Et pourtant. Les quelques séances sur la Croisette ont été littéralement prises d’assaut. En moins de 24 heures, film et réalisatrice étaient connus dans le monde entier. Critiques dithyrambiques, festivaliers enthousiastes, tous étaient d’accord : on tenait la Palme d’Or 2016 !

Las. C’est finalement Moi, Daniel Blake de Ken Loach qui a obtenu la Palme. Mais Toni Erdmann est resté la sensation du festival. Le distributeur français a même détourné ce quasi-échec cannois pour sa campagne publicitaire : "La palme du public et de la critique !".

D’abord, qui est Toni Erdmann ? En fait, Toni Erdmann n’existe pas. C’est une invention du principal protagoniste du film, Winfried. Avec ses frasques imprévisibles, ce sexagénaire dérange et exaspère tout le monde, surtout sa propre fille Inès, cadre dans une boîte de consulting.

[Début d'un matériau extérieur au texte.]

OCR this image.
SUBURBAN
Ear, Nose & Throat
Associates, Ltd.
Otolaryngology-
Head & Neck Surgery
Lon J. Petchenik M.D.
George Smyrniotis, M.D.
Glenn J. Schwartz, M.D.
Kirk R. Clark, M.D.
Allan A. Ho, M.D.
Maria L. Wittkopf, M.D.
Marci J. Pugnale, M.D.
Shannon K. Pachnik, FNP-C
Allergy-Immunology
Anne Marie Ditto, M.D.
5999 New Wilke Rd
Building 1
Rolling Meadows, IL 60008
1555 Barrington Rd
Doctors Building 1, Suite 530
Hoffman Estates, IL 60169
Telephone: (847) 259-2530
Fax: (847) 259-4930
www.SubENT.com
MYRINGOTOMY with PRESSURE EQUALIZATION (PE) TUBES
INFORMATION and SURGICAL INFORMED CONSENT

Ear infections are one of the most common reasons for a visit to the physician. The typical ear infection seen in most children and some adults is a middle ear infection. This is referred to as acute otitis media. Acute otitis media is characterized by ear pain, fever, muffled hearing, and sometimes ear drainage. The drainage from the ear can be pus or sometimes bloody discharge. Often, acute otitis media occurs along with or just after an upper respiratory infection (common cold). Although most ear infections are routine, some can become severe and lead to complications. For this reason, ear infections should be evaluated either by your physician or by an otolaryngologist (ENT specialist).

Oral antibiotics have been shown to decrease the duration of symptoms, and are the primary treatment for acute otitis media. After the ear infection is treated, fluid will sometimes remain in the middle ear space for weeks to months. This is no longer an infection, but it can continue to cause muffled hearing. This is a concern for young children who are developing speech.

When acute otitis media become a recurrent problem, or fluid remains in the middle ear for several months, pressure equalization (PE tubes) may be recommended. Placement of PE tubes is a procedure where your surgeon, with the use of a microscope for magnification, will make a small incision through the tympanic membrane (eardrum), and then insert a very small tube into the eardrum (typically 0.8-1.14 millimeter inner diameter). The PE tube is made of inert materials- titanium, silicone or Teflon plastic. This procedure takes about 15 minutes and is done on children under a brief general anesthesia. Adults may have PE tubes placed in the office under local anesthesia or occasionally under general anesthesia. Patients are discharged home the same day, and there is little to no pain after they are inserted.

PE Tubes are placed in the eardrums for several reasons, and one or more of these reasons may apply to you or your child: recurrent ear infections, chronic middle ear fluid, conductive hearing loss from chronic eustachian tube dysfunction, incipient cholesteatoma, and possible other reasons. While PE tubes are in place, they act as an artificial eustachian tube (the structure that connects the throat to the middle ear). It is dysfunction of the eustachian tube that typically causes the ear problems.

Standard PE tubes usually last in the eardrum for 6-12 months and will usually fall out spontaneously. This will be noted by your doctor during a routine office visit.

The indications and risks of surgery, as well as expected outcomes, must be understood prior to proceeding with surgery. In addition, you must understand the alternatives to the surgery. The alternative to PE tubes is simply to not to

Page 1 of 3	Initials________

Inès est venue travailler en Roumanie, pour "optimiser" le rendement d’une entreprise pétrolière (comprendre : virer le maximum d’employés). La ficelle oppositionnelle entre un père post-soixante-huitard et une fille carriériste paraît assez grosse mais la suite du film montre qu’il n’en est rien.

Winfried a la bonne (ou la mauvaise) idée de rendre une petite visite impromptue à Inès à Bucarest, se fait vite éconduire par sa fille avant de réapparaitre dans le bar de l’hôtel faussement chic où les hommes (et femmes) d’affaires s’amusent le soir – perruque sur la tête et dentier dans la bouche – sous l’identité de… Toni Erdmann, "ambassadeur d’Allemagne".

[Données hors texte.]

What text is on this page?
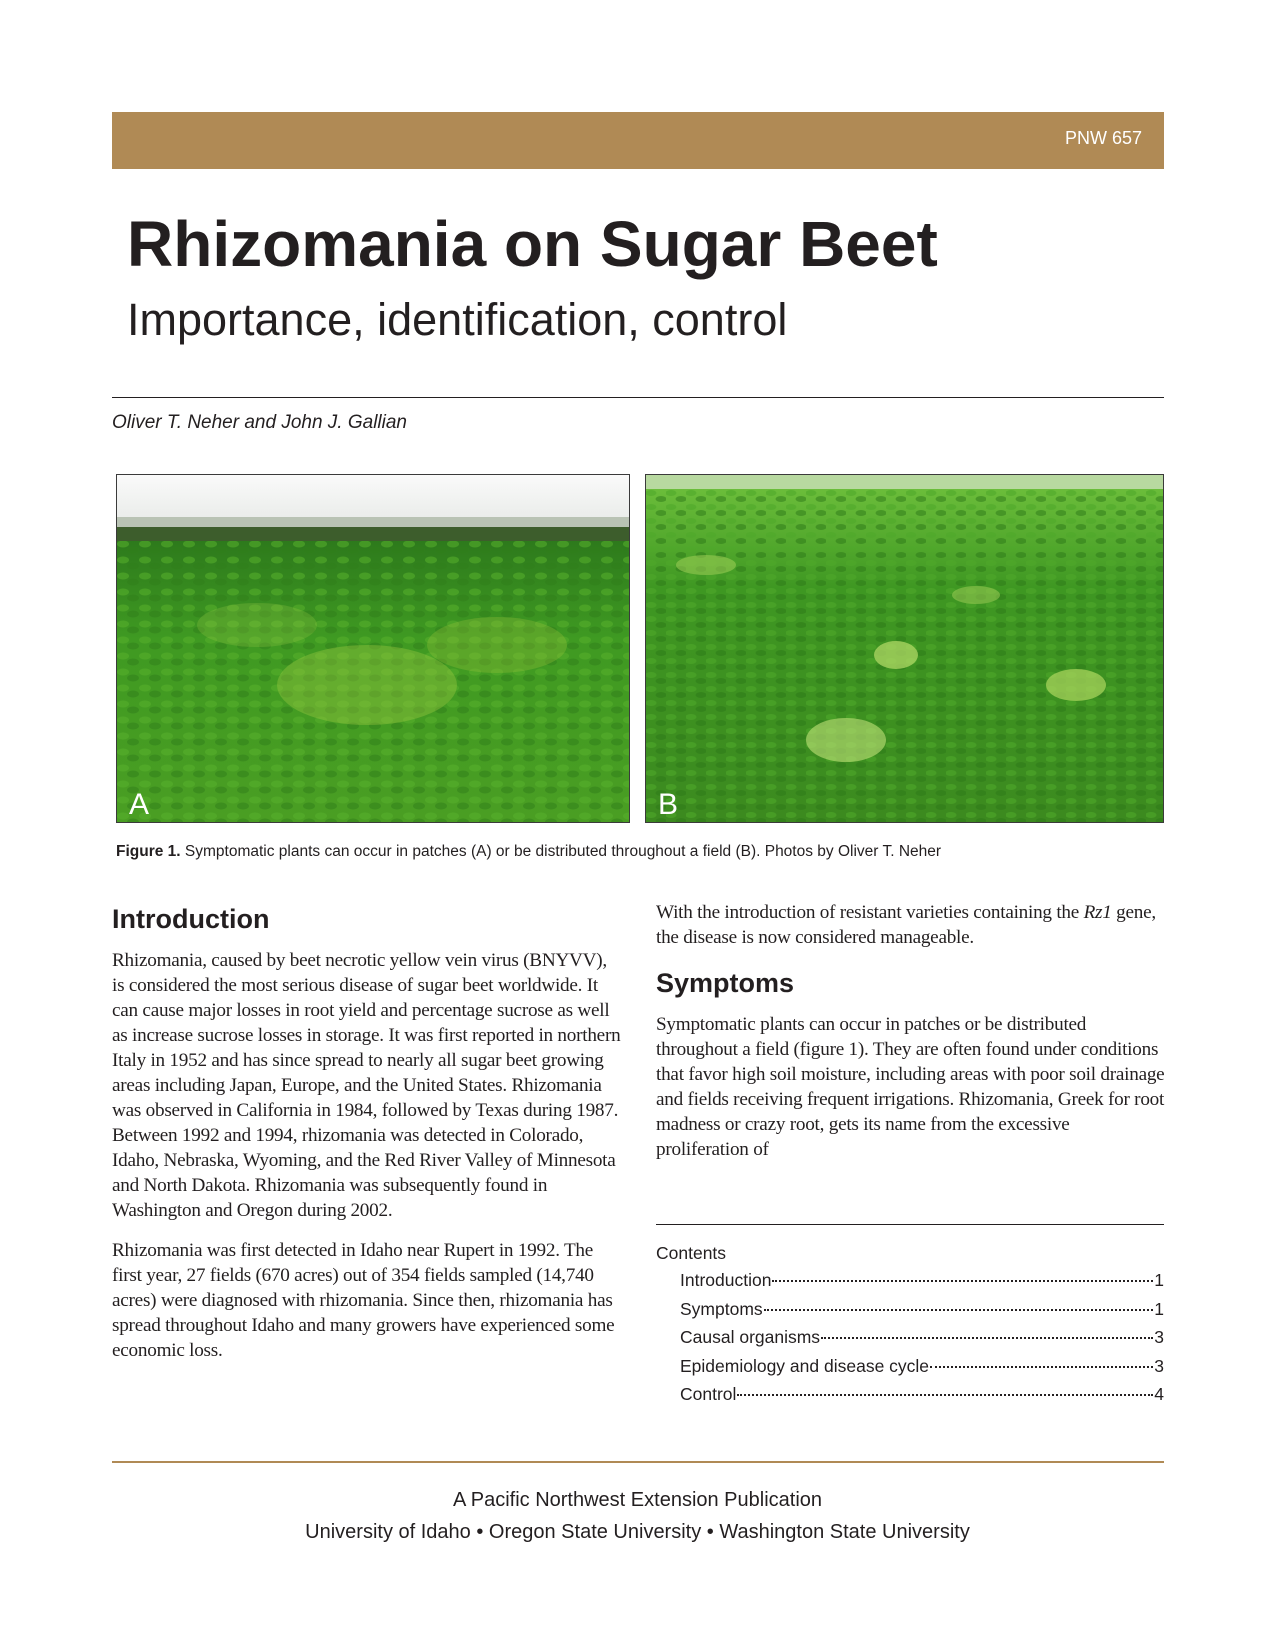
PNW 657
Rhizomania on Sugar Beet
Importance, identification, control
Oliver T. Neher and John J. Gallian
A	B
Figure 1. Symptomatic plants can occur in patches (A) or be distributed throughout a field (B). Photos by Oliver T. Neher
Introduction

Rhizomania, caused by beet necrotic yellow vein virus (BNYVV), is considered the most serious disease of sugar beet worldwide. It can cause major losses in root yield and percentage sucrose as well as increase sucrose losses in storage. It was first reported in northern Italy in 1952 and has since spread to nearly all sugar beet growing areas including Japan, Europe, and the United States. Rhizomania was observed in California in 1984, followed by Texas during 1987. Between 1992 and 1994, rhizomania was detected in Colorado, Idaho, Nebraska, Wyoming, and the Red River Valley of Minnesota and North Dakota. Rhizomania was subsequently found in Washington and Oregon during 2002.

Rhizomania was first detected in Idaho near Rupert in 1992. The first year, 27 fields (670 acres) out of 354 fields sampled (14,740 acres) were diagnosed with rhizomania. Since then, rhizomania has spread throughout Idaho and many growers have experienced some economic loss.

With the introduction of resistant varieties containing the Rz1 gene, the disease is now considered manageable.

Symptoms

Symptomatic plants can occur in patches or be distributed throughout a field (figure 1). They are often found under conditions that favor high soil moisture, including areas with poor soil drainage and fields receiving frequent irrigations. Rhizomania, Greek for root madness or crazy root, gets its name from the excessive proliferation of

Contents
Introduction	1
Symptoms	1
Causal organisms	3
Epidemiology and disease cycle	3
Control	4
A Pacific Northwest Extension Publication
University of Idaho • Oregon State University • Washington State University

"Tu veux m’achever ?", demande Inès à son père. Winfried répond avec une pirouette en se cachant derrière son alter ego Toni Erdmann ("L'homme de la terre" en français). C’est de fait la question centrale du film car Winfried, bien qu’agissant à l’instinct et avançant masqué – aux sens propre et figuré – ne fait rien de moins que bousiller l’existence professionnelle de sa fille. Il estime qu'au sein de cet univers impitoyable où il faut toujours être plus féroce que son concurrent, elle a perdu son humanité. Aux collègues d’Inès, il prétend même avoir engagé "une fille de substitution" à cause de l’absence de sa propre enfant. Ambiance…

Le choix de la Roumanie comme décor du film n’est d’ailleurs pas fortuit : véritable eldorado pour des hommes d’affaires internationaux cupides, c’est aussi un pays aux inégalités très fortes et le contraste entre les hôtels de luxe où se retrouvent nos personnages et la misère tout autour est particulièrement saisissant.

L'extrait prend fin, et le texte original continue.